Через какое-то время на кухню вошел дядя Боря, застегивая ремень на брюках. Он посмотрел на Алешку, потрепал его по голове и спросил:
— Ну что, уроки сделал? — Алешка хотел его порезать, но сделал неудачное движение пальцем, и яркая детская кровь закапала на пол.
— Лиза, — позвал дядя Боря, и из-за занавески выскочила мама, спешно застегивая халат: оживленная и веселая, все лицо ее пылало, а волосы растрепались.
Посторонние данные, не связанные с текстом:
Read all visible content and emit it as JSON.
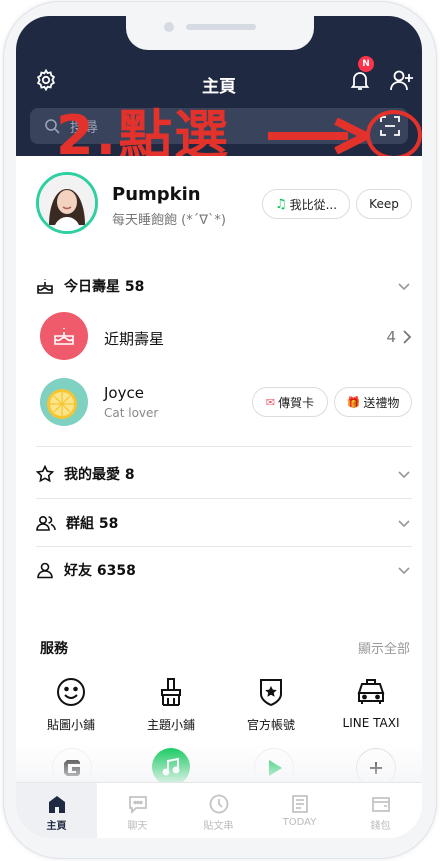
{
  "header": {
    "title": "主頁",
    "notification_badge": "N",
    "search_placeholder": "搜尋",
    "colors": {
      "header_bg": "#1f2942",
      "badge": "#ff334b"
    }
  },
  "annotation": {
    "text": "2.點選",
    "color": "#e3322b",
    "target": "qr-scan-icon"
  },
  "profile": {
    "name": "Pumpkin",
    "status": "每天睡飽飽 (*´∇`*)",
    "music_button": "我比從...",
    "keep_button": "Keep"
  },
  "birthdays": {
    "today_label": "今日壽星 58",
    "recent_label": "近期壽星",
    "recent_count": "4"
  },
  "friend": {
    "name": "Joyce",
    "status": "Cat lover",
    "card_button": "傳賀卡",
    "gift_button": "送禮物"
  },
  "sections": {
    "favorites": "我的最愛  8",
    "groups": "群組  58",
    "friends": "好友  6358"
  },
  "services": {
    "title": "服務",
    "show_all": "顯示全部",
    "items": [
      "貼圖小鋪",
      "主題小鋪",
      "官方帳號",
      "LINE TAXI"
    ]
  },
  "tabs": [
    "主頁",
    "聊天",
    "貼文串",
    "TODAY",
    "錢包"
  ]
}
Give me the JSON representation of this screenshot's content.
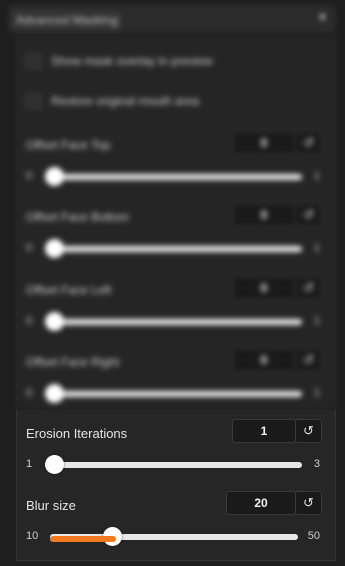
{
  "accordion": {
    "title": "Advanced Masking",
    "caret": "▼"
  },
  "checkboxes": [
    {
      "label": "Show mask overlay in preview",
      "checked": false
    },
    {
      "label": "Restore original mouth area",
      "checked": false
    }
  ],
  "sliders": [
    {
      "label": "Offset Face Top",
      "value": "0",
      "min": "0",
      "max": "1",
      "fraction": 0.0
    },
    {
      "label": "Offset Face Bottom",
      "value": "0",
      "min": "0",
      "max": "1",
      "fraction": 0.0
    },
    {
      "label": "Offset Face Left",
      "value": "0",
      "min": "0",
      "max": "1",
      "fraction": 0.0
    },
    {
      "label": "Offset Face Right",
      "value": "0",
      "min": "0",
      "max": "1",
      "fraction": 0.0
    },
    {
      "label": "Erosion Iterations",
      "value": "1",
      "min": "1",
      "max": "3",
      "fraction": 0.0
    },
    {
      "label": "Blur size",
      "value": "20",
      "min": "10",
      "max": "50",
      "fraction": 0.25
    }
  ],
  "reset_glyph": "↺",
  "colors": {
    "accent": "#f47a1f",
    "track": "#e7e7e7",
    "panel": "#262626"
  }
}
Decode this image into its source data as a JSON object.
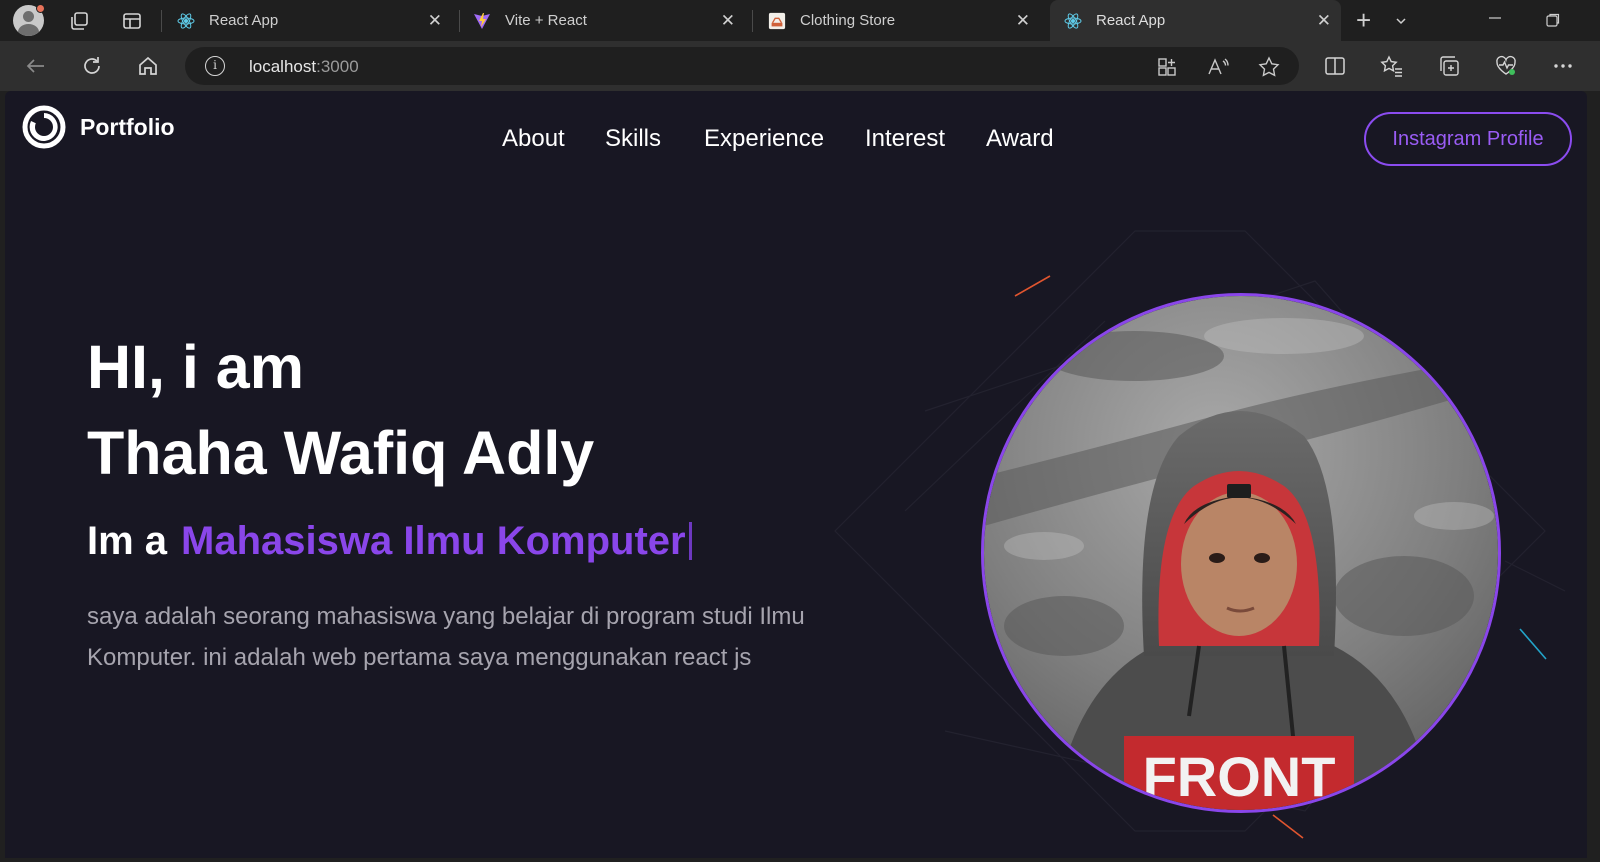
{
  "browser": {
    "tabs": [
      {
        "title": "React App",
        "favicon": "react-icon",
        "active": false
      },
      {
        "title": "Vite + React",
        "favicon": "vite-icon",
        "active": false
      },
      {
        "title": "Clothing Store",
        "favicon": "store-icon",
        "active": false
      },
      {
        "title": "React App",
        "favicon": "react-icon",
        "active": true
      }
    ],
    "url_host": "localhost",
    "url_port": ":3000"
  },
  "page": {
    "logo_text": "Portfolio",
    "nav": [
      "About",
      "Skills",
      "Experience",
      "Interest",
      "Award"
    ],
    "cta_label": "Instagram Profile",
    "greeting": "HI, i am",
    "name": "Thaha Wafiq Adly",
    "role_prefix": "Im a",
    "role_word": "Mahasiswa Ilmu Komputer",
    "description": "saya adalah seorang mahasiswa yang belajar di program studi Ilmu Komputer. ini adalah web pertama saya menggunakan react js",
    "photo_shirt_text": "FRONT"
  },
  "colors": {
    "page_bg": "#181723",
    "accent": "#8a46ea",
    "text": "#ffffff",
    "muted_text": "#a6a4ae"
  }
}
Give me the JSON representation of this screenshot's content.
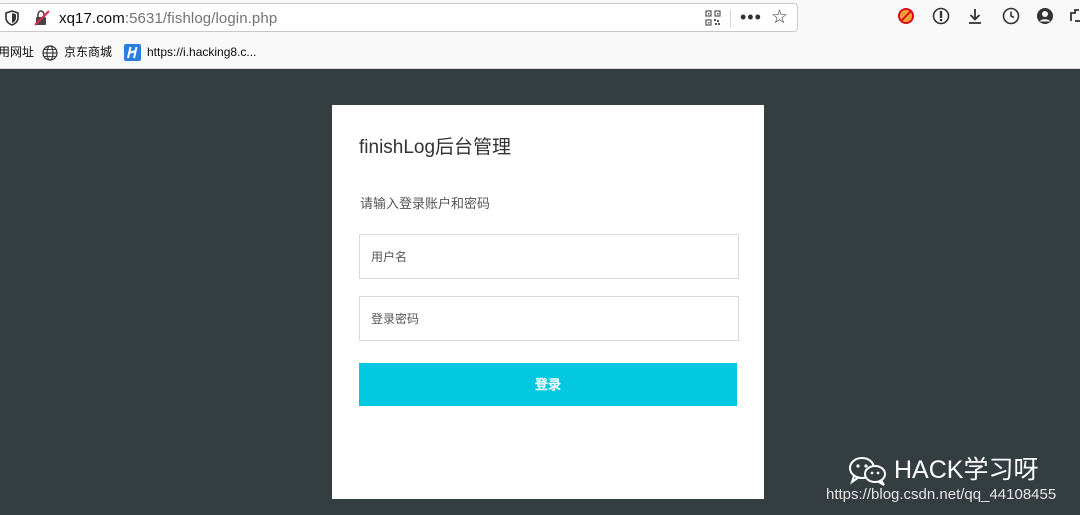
{
  "browser": {
    "url_host": "xq17.com",
    "url_rest": ":5631/fishlog/login.php",
    "more_label": "•••",
    "star_label": "☆",
    "toolbar_icons": [
      "blocked-addon-icon",
      "info-icon",
      "download-icon",
      "history-icon",
      "account-icon",
      "overflow-icon"
    ]
  },
  "bookmarks": [
    {
      "label": "用网址",
      "icon": "none"
    },
    {
      "label": "京东商城",
      "icon": "globe-icon"
    },
    {
      "label": "https://i.hacking8.c...",
      "icon": "hacking8-icon"
    }
  ],
  "login": {
    "title": "finishLog后台管理",
    "subtitle": "请输入登录账户和密码",
    "username_placeholder": "用户名",
    "password_placeholder": "登录密码",
    "submit_label": "登录",
    "accent_color": "#02c9e0"
  },
  "watermark": {
    "brand": "HACK学习呀",
    "url": "https://blog.csdn.net/qq_44108455"
  }
}
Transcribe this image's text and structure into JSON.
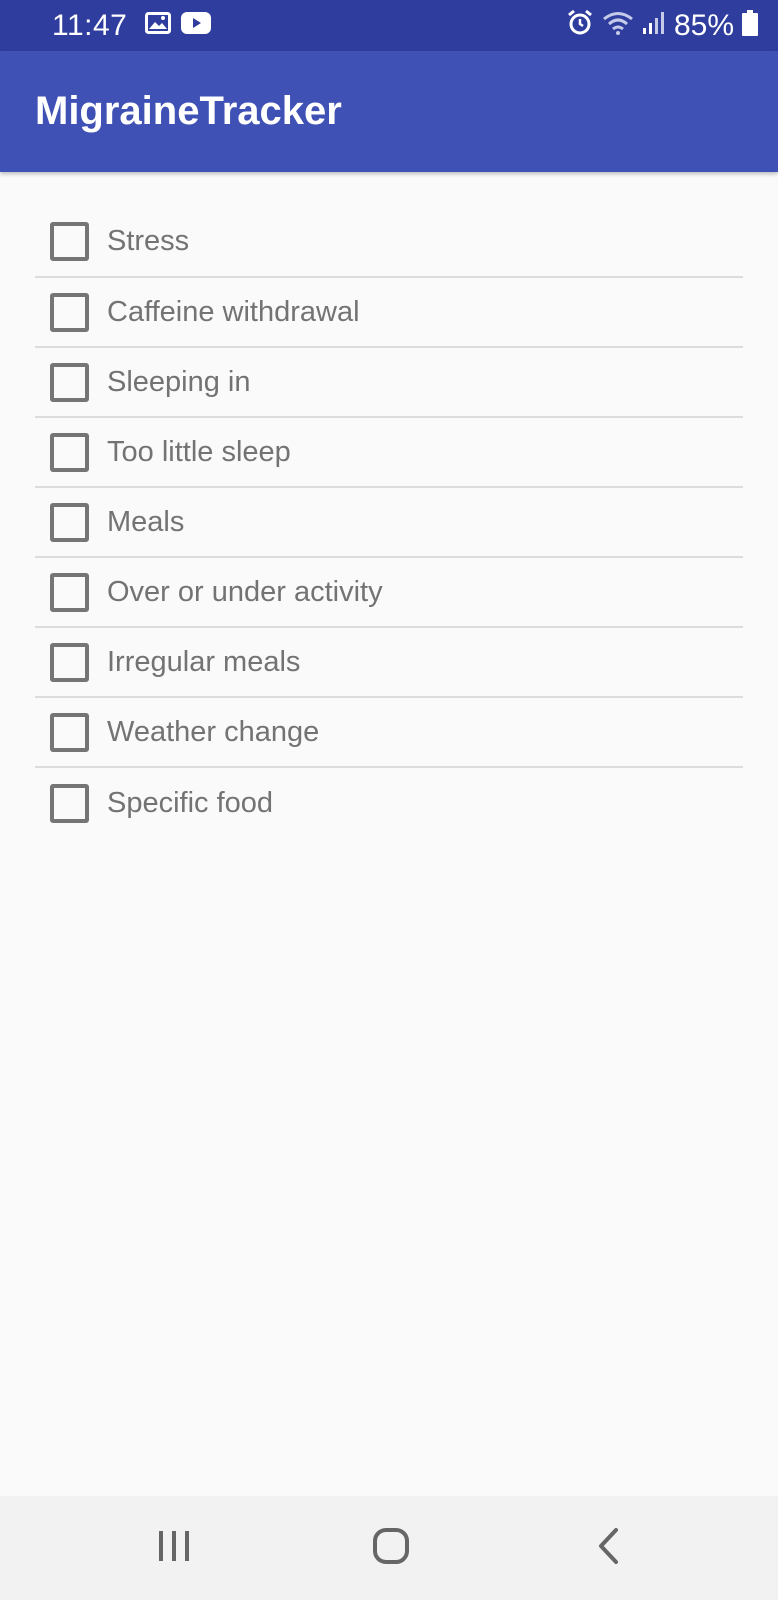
{
  "status_bar": {
    "time": "11:47",
    "battery": "85%",
    "icons": [
      "image-icon",
      "youtube-icon",
      "alarm-icon",
      "wifi-icon",
      "signal-icon",
      "battery-icon"
    ]
  },
  "app_bar": {
    "title": "MigraineTracker"
  },
  "triggers": [
    {
      "label": "Stress",
      "checked": false
    },
    {
      "label": "Caffeine withdrawal",
      "checked": false
    },
    {
      "label": "Sleeping in",
      "checked": false
    },
    {
      "label": "Too little sleep",
      "checked": false
    },
    {
      "label": "Meals",
      "checked": false
    },
    {
      "label": "Over or under activity",
      "checked": false
    },
    {
      "label": "Irregular meals",
      "checked": false
    },
    {
      "label": "Weather change",
      "checked": false
    },
    {
      "label": "Specific food",
      "checked": false
    }
  ],
  "nav_bar": {
    "icons": [
      "recent-apps-icon",
      "home-icon",
      "back-icon"
    ]
  },
  "colors": {
    "status_bar": "#2f3e9e",
    "app_bar": "#3f51b5",
    "background": "#fafafa",
    "checkbox_border": "#757575",
    "text": "#737373"
  }
}
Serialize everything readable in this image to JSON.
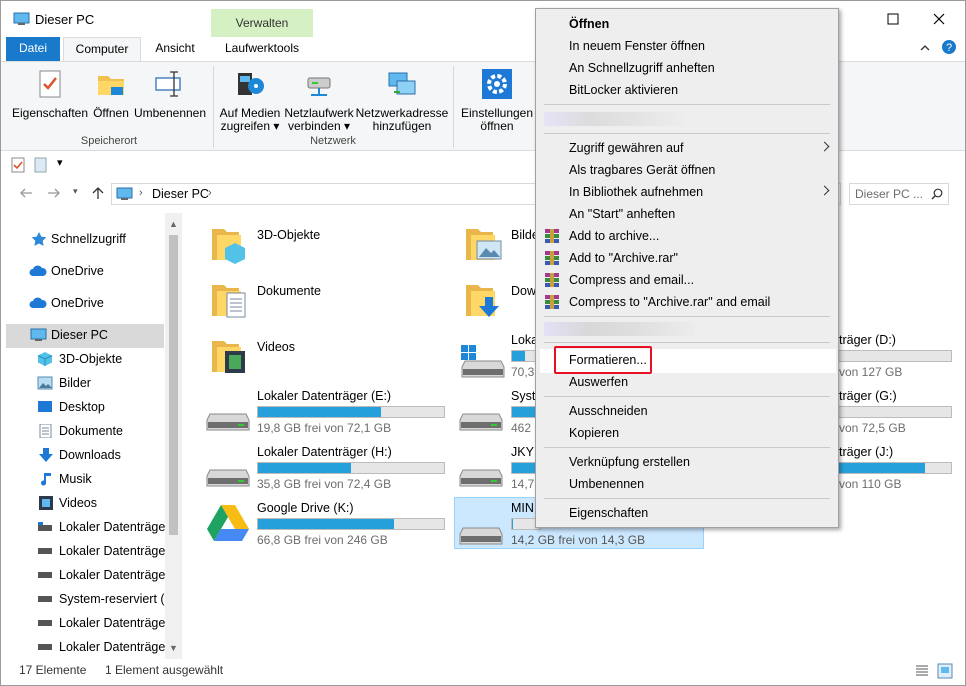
{
  "window": {
    "title": "Dieser PC"
  },
  "tabs": {
    "file": "Datei",
    "computer": "Computer",
    "view": "Ansicht",
    "manage_group": "Verwalten",
    "drive_tools": "Laufwerktools"
  },
  "ribbon": {
    "properties": "Eigenschaften",
    "open": "Öffnen",
    "rename": "Umbenennen",
    "location_group": "Speicherort",
    "media_line1": "Auf Medien",
    "media_line2": "zugreifen",
    "netdrive_line1": "Netzlaufwerk",
    "netdrive_line2": "verbinden",
    "netaddr_line1": "Netzwerkadresse",
    "netaddr_line2": "hinzufügen",
    "network_group": "Netzwerk",
    "settings_line1": "Einstellungen",
    "settings_line2": "öffnen"
  },
  "address": {
    "path": "Dieser PC",
    "search_placeholder": "Dieser PC ..."
  },
  "nav": {
    "quick": "Schnellzugriff",
    "onedrive1": "OneDrive",
    "onedrive2": "OneDrive",
    "thispc": "Dieser PC",
    "objects3d": "3D-Objekte",
    "pictures": "Bilder",
    "desktop": "Desktop",
    "documents": "Dokumente",
    "downloads": "Downloads",
    "music": "Musik",
    "videos": "Videos",
    "disk1": "Lokaler Datenträger",
    "disk2": "Lokaler Datenträger",
    "disk3": "Lokaler Datenträger",
    "sysres": "System-reserviert (F:",
    "disk4": "Lokaler Datenträger",
    "disk5": "Lokaler Datenträger"
  },
  "folders": {
    "objects3d": "3D-Objekte",
    "documents": "Dokumente",
    "videos": "Videos",
    "pictures_partial": "Bilde",
    "downloads_partial": "Dow"
  },
  "drives": {
    "e_name": "Lokaler Datenträger (E:)",
    "e_free": "19,8 GB frei von 72,1 GB",
    "e_fill": 0.66,
    "h_name": "Lokaler Datenträger (H:)",
    "h_free": "35,8 GB frei von 72,4 GB",
    "h_fill": 0.5,
    "k_name": "Google Drive (K:)",
    "k_free": "66,8 GB frei von 246 GB",
    "k_fill": 0.73,
    "c_name_partial": "Loka",
    "c_free_partial": "70,3",
    "c_fill": 0.45,
    "sys_name_partial": "Syst",
    "sys_free_partial": "462",
    "sys_fill": 0.45,
    "jky_name_partial": "JKY",
    "jky_free_partial": "14,7",
    "jky_fill": 0.45,
    "min_name_partial": "MIN",
    "min_free": "14,2 GB frei von 14,3 GB",
    "min_fill": 0.02,
    "d_name_partial": "träger (D:)",
    "d_free_partial": "von 127 GB",
    "d_fill": 0.0,
    "g_name_partial": "träger (G:)",
    "g_free_partial": "von 72,5 GB",
    "g_fill": 0.0,
    "j_name_partial": "träger (J:)",
    "j_free_partial": "von 110 GB",
    "j_fill": 0.77
  },
  "menu": {
    "open": "Öffnen",
    "open_new": "In neuem Fenster öffnen",
    "pin_quick": "An Schnellzugriff anheften",
    "bitlocker": "BitLocker aktivieren",
    "grant": "Zugriff gewähren auf",
    "portable": "Als tragbares Gerät öffnen",
    "library": "In Bibliothek aufnehmen",
    "pin_start": "An \"Start\" anheften",
    "add_archive": "Add to archive...",
    "add_rar": "Add to \"Archive.rar\"",
    "compress_email": "Compress and email...",
    "compress_rar_email": "Compress to \"Archive.rar\" and email",
    "format": "Formatieren...",
    "eject": "Auswerfen",
    "cut": "Ausschneiden",
    "copy": "Kopieren",
    "shortcut": "Verknüpfung erstellen",
    "rename": "Umbenennen",
    "properties": "Eigenschaften"
  },
  "status": {
    "count": "17 Elemente",
    "selected": "1 Element ausgewählt"
  },
  "colors": {
    "accent": "#1979ca",
    "highlight": "#cce8ff",
    "manage": "#d5f0c3",
    "format_box": "#e81123"
  }
}
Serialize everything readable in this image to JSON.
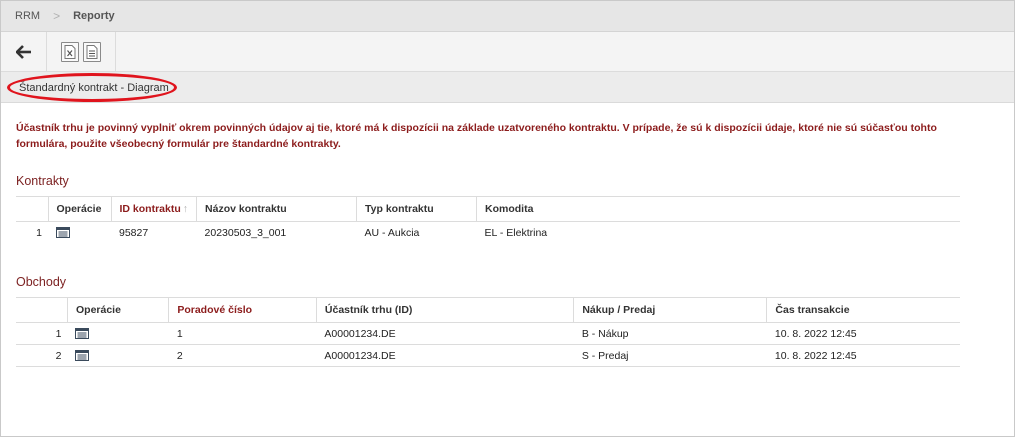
{
  "breadcrumb": {
    "root": "RRM",
    "separator": ">",
    "current": "Reporty"
  },
  "toolbar": {
    "back_icon": "arrow-left-icon",
    "excel_icon": "excel-export-icon",
    "doc_icon": "document-export-icon"
  },
  "tab": {
    "label": "Štandardný kontrakt - Diagram",
    "highlight_color": "#e0141d"
  },
  "notice": "Účastník trhu je povinný vyplniť okrem povinných údajov aj tie, ktoré má k dispozícii na základe uzatvoreného kontraktu. V prípade, že sú k dispozícii údaje, ktoré nie sú súčasťou tohto formulára, použite všeobecný formulár pre štandardné kontrakty.",
  "contracts": {
    "title": "Kontrakty",
    "headers": {
      "ops": "Operácie",
      "id": "ID kontraktu",
      "name": "Názov kontraktu",
      "type": "Typ kontraktu",
      "commodity": "Komodita"
    },
    "sort_arrow": "↑",
    "rows": [
      {
        "num": "1",
        "id": "95827",
        "name": "20230503_3_001",
        "type": "AU - Aukcia",
        "commodity": "EL - Elektrina"
      }
    ]
  },
  "trades": {
    "title": "Obchody",
    "headers": {
      "ops": "Operácie",
      "order": "Poradové číslo",
      "participant": "Účastník trhu (ID)",
      "side": "Nákup / Predaj",
      "time": "Čas transakcie"
    },
    "rows": [
      {
        "num": "1",
        "order": "1",
        "participant": "A00001234.DE",
        "side": "B - Nákup",
        "time": "10. 8. 2022 12:45"
      },
      {
        "num": "2",
        "order": "2",
        "participant": "A00001234.DE",
        "side": "S - Predaj",
        "time": "10. 8. 2022 12:45"
      }
    ]
  },
  "colors": {
    "accent": "#8c1c1c",
    "section_title": "#7d2323"
  }
}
Алеша посмотрел внимательно на маму, увидел, какая она красивая, шмыгнул носом и разревелся.
Хрясь
Всегда с ней было хорошо. Тискали друг друга до невозможности, из кровати не вылазили. Бывало, уснешь часа в три ночи, или даже под утро, потный весь, все постельное белье мокрое, измученный, а уже часов в восемь с первым осенним лучиком, когда воздух утренний проползает сквозь открытую форточку и робко, холодя-ще щекочет кожу, снова нежные поцелуи, вздохи, улыбки, объятия.
Свадьба была пышная, веселая, яркая: катались на «кадиллаке» по Москве, на Горах голубей выпустили, выкупал я ее у родственников, которые ее похитили, сидели всю ночь в ресторане, а потом поехали в Крым. Я же не очень богатый человек — на Париж денег не было.
И вот когда вернулись из Ялты, поселились в квартире в Кузьминках (родственники скинулись и квартиру нам купили). Поселились и жили, в принципе, хорошо, замечательно жили, но однажды, собираясь то ли в театр, то ли на работу, я в отражении в трюмо заметил, как со спины на меня Лера смотрит, и был это такой ужасающий, чудовищный, презрительный и брезгливый взгляд, который я никогда прежде у нее не видел, когда она прямо смотрит в мои глаза.
Когда Лера смотрела прямо, то был взгляд такой сладкий, манящий, ласковый. От него что-то во мне дрожало и ликовало, я как пьяный ходил, шатался, а тут это странное отражение… Зря я в трюмо посмотрел.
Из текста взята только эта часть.